Anche se la direttiva quadro sulle acque prescrive che gli Stati membri siano tenuti ad applicare il principio “chi inquina paga”, tuttavia dal momento che l’acqua utilizzata a fini agricoli resta più economica, molti Stati membri non recuperano i costi dei servizi idrici in agricoltura. E agli agricoltori non viene fatturato il volume effettivo delle acque utilizzate. Anche il meccanismo di condizionalità della Pac (che subordina i pagamenti al rispetto di determinati obblighi ambientali) non produce quasi alcun effetto, osserva la Corte. Gli obblighi non si applicano a tutti gli agricoltori e, in ogni caso, gli Stati membri non effettuano abbastanza controlli e verifiche adeguate per scoraggiare realmente l’utilizzo non sostenibile delle risorse idriche.
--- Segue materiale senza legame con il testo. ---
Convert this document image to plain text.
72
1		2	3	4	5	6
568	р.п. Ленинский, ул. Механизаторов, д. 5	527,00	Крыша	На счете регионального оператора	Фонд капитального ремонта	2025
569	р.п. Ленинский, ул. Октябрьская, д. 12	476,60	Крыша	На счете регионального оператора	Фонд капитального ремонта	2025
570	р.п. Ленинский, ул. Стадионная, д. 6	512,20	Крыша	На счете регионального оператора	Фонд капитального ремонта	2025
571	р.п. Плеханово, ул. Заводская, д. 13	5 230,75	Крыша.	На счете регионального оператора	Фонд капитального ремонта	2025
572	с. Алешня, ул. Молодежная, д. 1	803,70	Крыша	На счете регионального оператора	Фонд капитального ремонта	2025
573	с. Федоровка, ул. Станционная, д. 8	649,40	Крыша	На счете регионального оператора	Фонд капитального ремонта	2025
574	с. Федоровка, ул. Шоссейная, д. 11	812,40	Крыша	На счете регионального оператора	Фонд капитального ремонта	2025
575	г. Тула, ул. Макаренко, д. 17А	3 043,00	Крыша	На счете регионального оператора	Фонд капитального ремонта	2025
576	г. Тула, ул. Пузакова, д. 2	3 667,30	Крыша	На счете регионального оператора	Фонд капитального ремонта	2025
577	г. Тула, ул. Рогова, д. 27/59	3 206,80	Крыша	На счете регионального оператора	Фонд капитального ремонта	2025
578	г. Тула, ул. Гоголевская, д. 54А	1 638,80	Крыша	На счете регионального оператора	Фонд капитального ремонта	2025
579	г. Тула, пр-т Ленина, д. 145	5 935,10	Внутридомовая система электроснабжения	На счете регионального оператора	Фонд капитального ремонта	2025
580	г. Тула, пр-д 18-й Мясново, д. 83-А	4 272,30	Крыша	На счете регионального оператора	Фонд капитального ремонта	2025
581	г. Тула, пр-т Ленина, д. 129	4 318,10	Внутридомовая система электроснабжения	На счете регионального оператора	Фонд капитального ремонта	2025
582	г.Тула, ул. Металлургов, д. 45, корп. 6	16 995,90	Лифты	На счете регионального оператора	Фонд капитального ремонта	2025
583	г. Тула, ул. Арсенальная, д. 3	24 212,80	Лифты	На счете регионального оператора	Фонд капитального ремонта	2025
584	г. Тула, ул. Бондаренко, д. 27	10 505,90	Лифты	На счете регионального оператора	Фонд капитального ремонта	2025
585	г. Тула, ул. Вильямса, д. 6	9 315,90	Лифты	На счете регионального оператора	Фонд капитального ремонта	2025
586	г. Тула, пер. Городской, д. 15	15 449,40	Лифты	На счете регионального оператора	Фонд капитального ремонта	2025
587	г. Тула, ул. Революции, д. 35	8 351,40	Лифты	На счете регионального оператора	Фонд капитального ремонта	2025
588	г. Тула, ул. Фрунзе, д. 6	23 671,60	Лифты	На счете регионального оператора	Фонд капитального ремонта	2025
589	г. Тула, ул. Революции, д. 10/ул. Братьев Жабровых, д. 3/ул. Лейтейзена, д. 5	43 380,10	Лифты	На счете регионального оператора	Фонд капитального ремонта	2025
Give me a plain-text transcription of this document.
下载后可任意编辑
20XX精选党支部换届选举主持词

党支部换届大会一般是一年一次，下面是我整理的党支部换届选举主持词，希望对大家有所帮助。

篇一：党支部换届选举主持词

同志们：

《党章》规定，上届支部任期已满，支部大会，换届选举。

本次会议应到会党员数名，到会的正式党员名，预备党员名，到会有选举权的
Quindi, secondo la Corte, non c’è dubbio che l’Ue abbia finanziato aziende agricole e progetti che compromettono l’utilizzo sostenibile delle risorse idriche.
“L’acqua è una risorsa limitata, e il futuro dell’agricoltura dell’Ue dipende in larga misura da quanto gli agricoltori la usino in modo efficiente e sostenibile” ha affermato Joëlle Elvinger, il membro della Corte dei conti europea responsabile della relazione. “Finora, tuttavia, le politiche dell’Ue non sono state abbastanza efficaci nel ridurre l’impatto dell’agricoltura sulle risorse idriche”.
“Entro il 2026, gli interventi previsti dal Pnrr, per 4,3 miliardi di euro, intendono potenziare infrastrutture di approvvigionamento idrico primario, reti di distribuzione, fognature e depuratori, soprattutto nel Meridione; digitalizzare e distrettualizzare le reti di distribuzione; ridurre del 15% le dispersioni in 15.000 km di reti idriche (oggi pari al 42%), e ottimizzare i sistemi di irrigazione nel 12% delle aree agricole”, ha commentato la Coalizione #CambiamoAgricoltura. “Considerate le risorse stanziate dal Pnrr riteniamo che il Piano strategico nazionale della Pac post 2022 dovrà invece dare priorità alla riduzione dei consumi e alla piena attuazione della direttiva quadro Ue sulle acque, garantendo il flusso minimo vitale dei corsi d’acqua del nostro Paese che presentano complessivamente uno stato di conservazione non soddisfacente. Per quanto riguarda gli acquiferi, i dati raccolti da Ispra segnalano, su 869 corpi idrici esaminati, poco più della metà con stato chimico “buono” (57,6%), il 25% “scarso” (80% in Calabria) e il 17,4% non ancora classificato”.